Great feature in the Media Guardian on the 40th anniversary of England’s most famous ad agency, Saatchi and Saatchi. Maurice and Charles left the company following a shareholder revolt in 1994 and set up shop as M&C Saatchi. Couple of interesting passages:
First, on the brothers’ impact on the global advertising and marketing industry:
“When we began, media buying took place in the media departments of advertising agencies. We folded all our agency media departments into one centralised media buying organisation. Nowadays, all media buying is done by centralised buying organisations. We said it would be more efficient for companies to coordinate all their marketing disciplines with one supplier; people said this could never happen, and that this was just a way for us to cross-sell different services to clients. We called it one-stop shopping. Today, they call it integration and it is the holy grail of all large marketers.”

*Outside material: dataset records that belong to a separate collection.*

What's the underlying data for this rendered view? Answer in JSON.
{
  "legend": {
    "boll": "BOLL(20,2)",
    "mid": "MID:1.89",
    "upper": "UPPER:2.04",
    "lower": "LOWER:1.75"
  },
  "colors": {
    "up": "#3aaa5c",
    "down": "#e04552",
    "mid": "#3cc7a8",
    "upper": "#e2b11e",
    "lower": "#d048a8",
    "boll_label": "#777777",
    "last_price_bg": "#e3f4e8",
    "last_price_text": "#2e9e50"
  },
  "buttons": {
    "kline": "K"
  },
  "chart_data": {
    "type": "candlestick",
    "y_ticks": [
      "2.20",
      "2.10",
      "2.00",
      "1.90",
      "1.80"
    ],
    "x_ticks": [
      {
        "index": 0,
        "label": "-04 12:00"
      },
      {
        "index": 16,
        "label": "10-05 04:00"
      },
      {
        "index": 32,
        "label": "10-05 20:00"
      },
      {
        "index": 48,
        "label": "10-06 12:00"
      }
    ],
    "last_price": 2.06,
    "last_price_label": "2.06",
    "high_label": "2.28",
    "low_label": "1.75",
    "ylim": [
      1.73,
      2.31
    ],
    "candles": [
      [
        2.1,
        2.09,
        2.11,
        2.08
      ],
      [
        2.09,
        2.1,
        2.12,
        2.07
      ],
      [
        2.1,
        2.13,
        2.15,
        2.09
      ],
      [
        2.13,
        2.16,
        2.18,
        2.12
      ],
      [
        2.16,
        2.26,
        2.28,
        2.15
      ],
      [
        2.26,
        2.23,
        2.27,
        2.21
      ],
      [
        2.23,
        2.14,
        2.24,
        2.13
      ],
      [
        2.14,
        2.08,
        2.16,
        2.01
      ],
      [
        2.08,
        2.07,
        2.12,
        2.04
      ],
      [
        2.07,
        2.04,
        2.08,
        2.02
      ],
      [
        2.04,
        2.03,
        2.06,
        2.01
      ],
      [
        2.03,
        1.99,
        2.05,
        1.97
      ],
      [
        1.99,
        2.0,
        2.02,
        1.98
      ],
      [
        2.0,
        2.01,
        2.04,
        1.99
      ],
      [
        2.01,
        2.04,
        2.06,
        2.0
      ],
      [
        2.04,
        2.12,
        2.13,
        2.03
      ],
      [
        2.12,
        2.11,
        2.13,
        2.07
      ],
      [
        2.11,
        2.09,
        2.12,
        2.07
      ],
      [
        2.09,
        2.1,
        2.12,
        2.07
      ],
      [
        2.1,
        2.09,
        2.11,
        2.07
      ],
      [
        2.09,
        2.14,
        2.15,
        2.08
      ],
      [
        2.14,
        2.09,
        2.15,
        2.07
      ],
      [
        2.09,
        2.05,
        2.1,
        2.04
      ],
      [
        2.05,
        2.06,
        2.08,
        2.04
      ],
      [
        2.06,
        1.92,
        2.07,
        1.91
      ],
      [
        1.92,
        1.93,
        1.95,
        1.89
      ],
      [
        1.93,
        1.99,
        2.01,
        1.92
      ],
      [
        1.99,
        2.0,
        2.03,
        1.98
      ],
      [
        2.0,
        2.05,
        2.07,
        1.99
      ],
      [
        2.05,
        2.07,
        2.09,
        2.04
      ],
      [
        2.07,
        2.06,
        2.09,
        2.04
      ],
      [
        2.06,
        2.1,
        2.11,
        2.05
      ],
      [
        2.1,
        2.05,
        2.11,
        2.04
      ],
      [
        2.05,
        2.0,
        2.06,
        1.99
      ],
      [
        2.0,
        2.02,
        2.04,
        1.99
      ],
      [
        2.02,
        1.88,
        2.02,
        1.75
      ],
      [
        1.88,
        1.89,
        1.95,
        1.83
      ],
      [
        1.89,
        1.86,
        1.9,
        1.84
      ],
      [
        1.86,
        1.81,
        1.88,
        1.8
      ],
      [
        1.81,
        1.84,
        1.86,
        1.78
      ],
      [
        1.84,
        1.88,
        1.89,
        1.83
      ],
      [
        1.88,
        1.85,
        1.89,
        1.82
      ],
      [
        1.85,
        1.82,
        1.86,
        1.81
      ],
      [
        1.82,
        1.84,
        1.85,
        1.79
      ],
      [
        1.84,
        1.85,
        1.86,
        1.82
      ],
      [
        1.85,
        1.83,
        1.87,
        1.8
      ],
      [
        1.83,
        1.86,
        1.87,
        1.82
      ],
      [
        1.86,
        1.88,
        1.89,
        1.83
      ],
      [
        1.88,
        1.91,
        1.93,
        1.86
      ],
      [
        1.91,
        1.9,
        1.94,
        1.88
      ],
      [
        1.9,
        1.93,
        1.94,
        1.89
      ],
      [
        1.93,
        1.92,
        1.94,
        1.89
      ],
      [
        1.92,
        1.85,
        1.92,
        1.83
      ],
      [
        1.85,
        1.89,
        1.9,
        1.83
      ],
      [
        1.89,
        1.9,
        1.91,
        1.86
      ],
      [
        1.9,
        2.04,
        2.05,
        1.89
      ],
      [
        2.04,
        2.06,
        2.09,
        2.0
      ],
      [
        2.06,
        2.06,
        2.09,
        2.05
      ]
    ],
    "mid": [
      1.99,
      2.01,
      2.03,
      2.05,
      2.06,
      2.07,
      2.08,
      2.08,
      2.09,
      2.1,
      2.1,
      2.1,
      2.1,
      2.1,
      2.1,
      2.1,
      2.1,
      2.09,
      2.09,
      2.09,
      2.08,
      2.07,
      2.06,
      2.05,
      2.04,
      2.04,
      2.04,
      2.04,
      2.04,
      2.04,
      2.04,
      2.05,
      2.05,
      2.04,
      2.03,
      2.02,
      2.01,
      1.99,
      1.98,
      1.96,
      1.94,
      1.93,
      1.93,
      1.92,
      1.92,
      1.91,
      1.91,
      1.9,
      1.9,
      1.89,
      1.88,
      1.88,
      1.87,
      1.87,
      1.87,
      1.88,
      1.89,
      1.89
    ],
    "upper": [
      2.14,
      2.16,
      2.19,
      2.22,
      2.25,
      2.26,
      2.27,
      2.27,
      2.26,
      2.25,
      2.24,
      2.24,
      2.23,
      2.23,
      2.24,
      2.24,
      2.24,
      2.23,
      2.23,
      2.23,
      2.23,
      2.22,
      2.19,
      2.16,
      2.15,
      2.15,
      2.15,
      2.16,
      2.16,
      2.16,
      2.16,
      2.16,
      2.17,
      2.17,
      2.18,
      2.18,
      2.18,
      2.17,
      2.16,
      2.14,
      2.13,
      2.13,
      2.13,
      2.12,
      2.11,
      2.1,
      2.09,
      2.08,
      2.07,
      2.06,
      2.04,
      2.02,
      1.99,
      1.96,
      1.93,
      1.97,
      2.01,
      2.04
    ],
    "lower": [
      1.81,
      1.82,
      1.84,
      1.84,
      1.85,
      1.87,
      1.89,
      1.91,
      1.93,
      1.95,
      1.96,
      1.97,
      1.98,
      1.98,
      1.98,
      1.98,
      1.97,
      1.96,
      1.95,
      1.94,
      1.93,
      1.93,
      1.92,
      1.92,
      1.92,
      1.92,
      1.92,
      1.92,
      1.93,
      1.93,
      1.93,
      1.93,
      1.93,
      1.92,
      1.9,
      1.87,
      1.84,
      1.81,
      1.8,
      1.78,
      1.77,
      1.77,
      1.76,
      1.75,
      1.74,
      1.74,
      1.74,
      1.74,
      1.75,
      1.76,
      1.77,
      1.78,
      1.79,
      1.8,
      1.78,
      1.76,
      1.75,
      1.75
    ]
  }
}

Second, a great quote on the lengths a new agency sometimes has to go to in order to win accounts in the early days:
Even the founding of M&C Saatchi involved some smoke and mirrors. Moray MacLennan, the chief executive of M&C Saatchi Worldwide, recalls pitching for the British Airways account, up for review when the airline protested against the brothers’ removal from Saatchi & Saatchi: “There were basically a handful of us working out of a single room. BA needed a worldwide network, the kind of agency that employs 20,000 people. So we took a lease for a day on an empty building, hired a group of models to pose as staff and held the pitch there – the best looking employees I’ve ever seen. The building was just round the corner from BBH who were also pitching for the account and they told BA what we were up to. So they asked for a second meeting and we had to rehire the building, redress it, employ the same models and prepare loads of fake CVs. They certainly knew what we were up to, but I think they liked the chutzpah. Anyway, we won the business.”
Also in the article: WPP was originally a shopping basket manufacturer before Sir Martin Sorrell took over and used it as a vehicle to buy a veritable basket of marketing agencies!
Disclosure – DDB, my employer competes with all agencies in the above posting.